Russia's U.N. ambassador, Vitaly Churkin, has hinted that Moscow would use its veto power to knock down the draft if it were put to a vote at the current time. Western diplomats said Russia and China were refusing to discuss the draft.

The Russians say they have no instructions, a diplomat told Reuters on Friday on condition of anonymity.

As a result, Western diplomats in New York said their capitals would have to get involved to persuade Moscow and Beijing to join negotiations on the draft resolution to reach a consensus among the 15 Security Council members.

Clearly we need this to be unlocked at the capital level because there is very strong resistance from Russia and China, a diplomat said.

Brazil, India and South Africa have also been reluctant to sanction -- or even condemn -- Syria, whose five-month crackdown on demonstrators has killed at 2,200, according to U.N. figures from earlier this week.

But one diplomat said the three countries, all of which aspire to become permanent members of an expanded Security Council, were now constructively engaging on the text.

RUSSIAN COUNTERPROPOSAL

Russia on Friday proposed putting to a vote a rival resolution it has drafted on Syria, but one Western envoy described it as toothless and unlikely to get the support of the United States and Europeans.

The Russian text, obtained by Reuters, did not call for sanctions or other punitive measures, simply urging Syrian authorities to speed up their proposed reforms, and the opposition to engage in dialogue with the government.

U.S. mission spokesman Mark Kornblau said the Security Council should respond to the Syrian government's continuing violence. The draft resolution that we have put forward is the right basis for this response, he said.

The council had scheduled an informal closed-door meeting of ambassadors on the draft sanctions resolution on Thursday afternoon, but the Chinese and Russian envoys boycotted the meeting, diplomats said.

You see two permanent members of the Security Council who deliberately leave an empty chair, a diplomat said. We hope that they will engage constructively.

Earlier this week, Churkin told reporters it was not the time to sanction Syria. After months of helping block any council action on Syria, Russia and China had backed an August 3 statement by the Security Council that condemned the government's crackdown and called for it to end.

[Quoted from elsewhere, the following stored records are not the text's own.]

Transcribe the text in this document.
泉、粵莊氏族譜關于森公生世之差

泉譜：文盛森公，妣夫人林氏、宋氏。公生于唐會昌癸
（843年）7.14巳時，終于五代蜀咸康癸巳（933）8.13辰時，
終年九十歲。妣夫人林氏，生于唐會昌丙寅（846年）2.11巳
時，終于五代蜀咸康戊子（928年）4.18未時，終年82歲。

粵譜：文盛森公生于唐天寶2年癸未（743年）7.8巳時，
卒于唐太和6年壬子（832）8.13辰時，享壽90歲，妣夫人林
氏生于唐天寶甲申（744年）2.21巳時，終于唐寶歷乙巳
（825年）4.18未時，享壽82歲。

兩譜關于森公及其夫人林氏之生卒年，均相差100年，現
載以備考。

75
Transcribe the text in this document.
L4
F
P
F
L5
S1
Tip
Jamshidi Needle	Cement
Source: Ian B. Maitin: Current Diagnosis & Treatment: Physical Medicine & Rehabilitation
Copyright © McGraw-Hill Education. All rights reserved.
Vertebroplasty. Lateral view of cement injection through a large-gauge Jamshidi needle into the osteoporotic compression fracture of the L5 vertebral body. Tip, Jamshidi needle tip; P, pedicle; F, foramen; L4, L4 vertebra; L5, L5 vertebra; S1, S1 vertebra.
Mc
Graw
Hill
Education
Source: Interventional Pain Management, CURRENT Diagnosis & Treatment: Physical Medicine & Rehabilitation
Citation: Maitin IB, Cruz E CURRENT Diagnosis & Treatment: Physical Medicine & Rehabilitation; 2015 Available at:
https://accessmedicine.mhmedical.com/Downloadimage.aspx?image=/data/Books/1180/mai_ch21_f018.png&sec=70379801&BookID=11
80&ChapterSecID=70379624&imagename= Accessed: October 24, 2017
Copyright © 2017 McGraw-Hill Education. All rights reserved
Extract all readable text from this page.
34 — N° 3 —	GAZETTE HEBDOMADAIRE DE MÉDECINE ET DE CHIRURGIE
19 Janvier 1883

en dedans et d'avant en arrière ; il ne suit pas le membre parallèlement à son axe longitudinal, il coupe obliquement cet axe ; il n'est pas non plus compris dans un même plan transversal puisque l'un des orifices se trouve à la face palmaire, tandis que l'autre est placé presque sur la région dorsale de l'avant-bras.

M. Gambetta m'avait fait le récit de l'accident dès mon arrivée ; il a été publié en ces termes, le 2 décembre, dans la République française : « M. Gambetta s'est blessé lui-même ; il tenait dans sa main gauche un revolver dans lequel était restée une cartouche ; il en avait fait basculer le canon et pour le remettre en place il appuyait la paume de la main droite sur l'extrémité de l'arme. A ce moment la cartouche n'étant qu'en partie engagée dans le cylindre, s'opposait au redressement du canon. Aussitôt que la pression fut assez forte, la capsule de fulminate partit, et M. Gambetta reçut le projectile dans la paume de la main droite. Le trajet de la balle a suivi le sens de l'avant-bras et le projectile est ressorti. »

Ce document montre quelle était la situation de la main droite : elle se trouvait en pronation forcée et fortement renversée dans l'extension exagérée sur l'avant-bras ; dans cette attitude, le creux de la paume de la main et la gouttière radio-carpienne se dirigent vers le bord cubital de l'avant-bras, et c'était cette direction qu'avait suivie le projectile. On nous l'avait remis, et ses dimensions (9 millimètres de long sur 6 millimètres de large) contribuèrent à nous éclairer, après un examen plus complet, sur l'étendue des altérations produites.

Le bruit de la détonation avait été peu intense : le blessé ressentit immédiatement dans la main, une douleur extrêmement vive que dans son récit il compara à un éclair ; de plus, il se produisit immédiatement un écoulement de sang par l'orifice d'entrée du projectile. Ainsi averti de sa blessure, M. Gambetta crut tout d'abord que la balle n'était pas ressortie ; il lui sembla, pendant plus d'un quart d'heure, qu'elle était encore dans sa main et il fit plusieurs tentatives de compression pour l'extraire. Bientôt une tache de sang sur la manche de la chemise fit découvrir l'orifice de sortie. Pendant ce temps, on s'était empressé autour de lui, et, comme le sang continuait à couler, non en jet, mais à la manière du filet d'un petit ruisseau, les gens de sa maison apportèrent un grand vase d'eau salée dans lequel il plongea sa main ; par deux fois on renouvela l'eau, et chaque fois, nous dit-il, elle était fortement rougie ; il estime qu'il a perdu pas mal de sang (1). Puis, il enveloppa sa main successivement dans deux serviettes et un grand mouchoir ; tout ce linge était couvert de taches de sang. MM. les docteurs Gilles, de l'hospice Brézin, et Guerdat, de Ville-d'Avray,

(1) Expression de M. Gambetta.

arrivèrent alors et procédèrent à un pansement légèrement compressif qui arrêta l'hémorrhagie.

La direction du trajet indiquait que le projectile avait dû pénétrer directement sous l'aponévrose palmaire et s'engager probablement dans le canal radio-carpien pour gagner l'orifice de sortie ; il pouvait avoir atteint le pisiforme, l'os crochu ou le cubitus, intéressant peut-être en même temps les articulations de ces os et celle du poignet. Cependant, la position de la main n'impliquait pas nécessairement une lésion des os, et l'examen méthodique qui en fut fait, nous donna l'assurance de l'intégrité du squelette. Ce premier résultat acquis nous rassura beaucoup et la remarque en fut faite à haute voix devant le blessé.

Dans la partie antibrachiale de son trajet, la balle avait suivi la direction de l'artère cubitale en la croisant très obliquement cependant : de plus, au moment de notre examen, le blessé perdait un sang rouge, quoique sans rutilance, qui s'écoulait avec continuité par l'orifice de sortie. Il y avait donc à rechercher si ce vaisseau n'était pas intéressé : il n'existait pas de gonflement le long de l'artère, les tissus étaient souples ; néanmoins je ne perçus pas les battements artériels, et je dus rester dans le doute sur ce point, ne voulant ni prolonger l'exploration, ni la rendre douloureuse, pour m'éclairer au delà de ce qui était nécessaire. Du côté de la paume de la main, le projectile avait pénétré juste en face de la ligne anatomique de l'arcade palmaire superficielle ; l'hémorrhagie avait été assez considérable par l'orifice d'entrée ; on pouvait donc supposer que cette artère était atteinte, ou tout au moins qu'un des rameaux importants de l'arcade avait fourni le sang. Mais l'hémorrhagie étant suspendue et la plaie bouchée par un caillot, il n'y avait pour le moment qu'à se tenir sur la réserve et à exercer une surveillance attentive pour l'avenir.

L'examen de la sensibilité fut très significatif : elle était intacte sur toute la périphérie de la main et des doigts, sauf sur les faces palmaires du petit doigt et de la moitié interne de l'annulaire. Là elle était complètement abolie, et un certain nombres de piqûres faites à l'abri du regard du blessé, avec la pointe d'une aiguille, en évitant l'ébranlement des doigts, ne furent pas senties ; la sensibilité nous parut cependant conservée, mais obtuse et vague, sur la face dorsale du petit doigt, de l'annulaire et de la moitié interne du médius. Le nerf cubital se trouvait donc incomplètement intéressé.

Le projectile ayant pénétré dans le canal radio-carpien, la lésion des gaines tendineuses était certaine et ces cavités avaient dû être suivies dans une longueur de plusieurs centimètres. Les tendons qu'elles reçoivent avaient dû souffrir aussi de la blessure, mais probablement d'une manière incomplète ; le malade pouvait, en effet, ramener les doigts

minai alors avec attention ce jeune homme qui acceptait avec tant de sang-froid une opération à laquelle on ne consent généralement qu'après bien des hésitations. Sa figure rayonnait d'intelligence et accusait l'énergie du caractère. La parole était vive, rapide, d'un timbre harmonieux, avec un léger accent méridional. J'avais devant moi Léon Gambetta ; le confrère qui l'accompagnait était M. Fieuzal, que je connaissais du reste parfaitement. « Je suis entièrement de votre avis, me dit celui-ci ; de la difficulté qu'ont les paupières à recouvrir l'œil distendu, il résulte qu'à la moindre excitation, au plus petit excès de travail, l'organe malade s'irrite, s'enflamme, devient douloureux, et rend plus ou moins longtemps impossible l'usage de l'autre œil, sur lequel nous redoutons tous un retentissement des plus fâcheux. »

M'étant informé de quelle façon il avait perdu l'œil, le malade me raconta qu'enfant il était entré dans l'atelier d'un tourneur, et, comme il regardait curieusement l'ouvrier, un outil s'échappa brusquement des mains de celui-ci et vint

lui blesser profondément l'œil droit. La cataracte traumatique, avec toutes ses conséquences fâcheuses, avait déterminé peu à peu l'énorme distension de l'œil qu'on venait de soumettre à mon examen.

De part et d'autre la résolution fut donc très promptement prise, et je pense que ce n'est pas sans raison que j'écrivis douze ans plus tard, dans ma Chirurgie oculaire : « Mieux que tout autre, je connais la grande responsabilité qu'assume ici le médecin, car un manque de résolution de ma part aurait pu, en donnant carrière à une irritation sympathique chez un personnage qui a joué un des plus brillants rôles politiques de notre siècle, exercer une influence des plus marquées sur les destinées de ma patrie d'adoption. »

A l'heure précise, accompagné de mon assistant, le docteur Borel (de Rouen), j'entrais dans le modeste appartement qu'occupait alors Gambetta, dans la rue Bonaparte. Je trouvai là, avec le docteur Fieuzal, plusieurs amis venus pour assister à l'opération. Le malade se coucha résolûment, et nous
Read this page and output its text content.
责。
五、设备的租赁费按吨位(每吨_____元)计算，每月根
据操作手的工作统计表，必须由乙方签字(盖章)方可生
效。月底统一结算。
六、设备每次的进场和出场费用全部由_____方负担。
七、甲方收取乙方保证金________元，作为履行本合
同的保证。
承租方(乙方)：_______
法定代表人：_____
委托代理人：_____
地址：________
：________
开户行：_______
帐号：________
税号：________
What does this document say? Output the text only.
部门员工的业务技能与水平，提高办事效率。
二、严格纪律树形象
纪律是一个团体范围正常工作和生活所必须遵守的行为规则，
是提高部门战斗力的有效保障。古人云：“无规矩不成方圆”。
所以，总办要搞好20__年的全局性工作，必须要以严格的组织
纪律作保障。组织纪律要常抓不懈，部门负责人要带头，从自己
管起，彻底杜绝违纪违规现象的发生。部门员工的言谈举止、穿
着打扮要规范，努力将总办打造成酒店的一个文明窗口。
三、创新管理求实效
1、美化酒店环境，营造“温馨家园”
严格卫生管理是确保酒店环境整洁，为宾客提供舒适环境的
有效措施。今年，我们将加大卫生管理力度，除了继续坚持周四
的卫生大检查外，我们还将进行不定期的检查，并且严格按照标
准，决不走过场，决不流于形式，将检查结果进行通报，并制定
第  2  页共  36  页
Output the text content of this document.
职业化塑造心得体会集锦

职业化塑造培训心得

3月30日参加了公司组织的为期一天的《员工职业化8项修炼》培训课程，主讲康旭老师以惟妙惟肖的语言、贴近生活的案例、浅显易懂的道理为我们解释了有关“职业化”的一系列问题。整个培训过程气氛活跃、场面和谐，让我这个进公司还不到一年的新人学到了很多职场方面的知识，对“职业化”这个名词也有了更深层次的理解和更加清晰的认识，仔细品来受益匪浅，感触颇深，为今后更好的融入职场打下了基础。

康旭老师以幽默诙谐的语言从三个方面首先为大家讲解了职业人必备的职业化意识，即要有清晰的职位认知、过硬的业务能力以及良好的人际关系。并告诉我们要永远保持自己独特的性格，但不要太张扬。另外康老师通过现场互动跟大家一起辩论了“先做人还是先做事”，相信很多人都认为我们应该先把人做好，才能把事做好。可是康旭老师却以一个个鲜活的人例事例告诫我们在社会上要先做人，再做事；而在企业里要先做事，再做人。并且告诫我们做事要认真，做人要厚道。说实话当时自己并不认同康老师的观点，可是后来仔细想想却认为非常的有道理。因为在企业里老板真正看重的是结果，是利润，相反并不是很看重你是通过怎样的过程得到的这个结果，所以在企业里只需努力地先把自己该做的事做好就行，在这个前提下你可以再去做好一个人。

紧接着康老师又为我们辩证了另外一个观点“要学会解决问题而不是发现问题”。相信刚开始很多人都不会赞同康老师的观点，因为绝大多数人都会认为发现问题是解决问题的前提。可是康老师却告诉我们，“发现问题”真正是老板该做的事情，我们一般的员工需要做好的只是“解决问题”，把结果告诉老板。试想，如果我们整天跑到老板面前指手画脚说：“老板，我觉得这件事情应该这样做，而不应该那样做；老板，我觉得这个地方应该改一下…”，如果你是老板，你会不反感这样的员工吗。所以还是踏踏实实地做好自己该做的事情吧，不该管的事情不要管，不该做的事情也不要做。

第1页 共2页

Russia, China, Brazil, India and South Africa have repeatedly complained that the NATO intervention in Libya has gone far beyond the U.N. mandate approved by the council in March to protect civilians from violence by the government. They say they do not want the same thing to happen in Syria.

Russia has long had close ties to Syria and is one of its main arms suppliers. One of the proposed sanctions is an arms embargo, which would make it illegal for Russian firms to sell weapons to Damascus.

The sanctions would impose a travel ban on 22 of Assad's relatives and associates and an asset freeze on 23 Syrians, including Assad. Envoys said Assad was excluded from the travel ban in order to give him an escape route.

We want him to leave the country, a diplomat said.

The United States and EU have urged Assad to step down.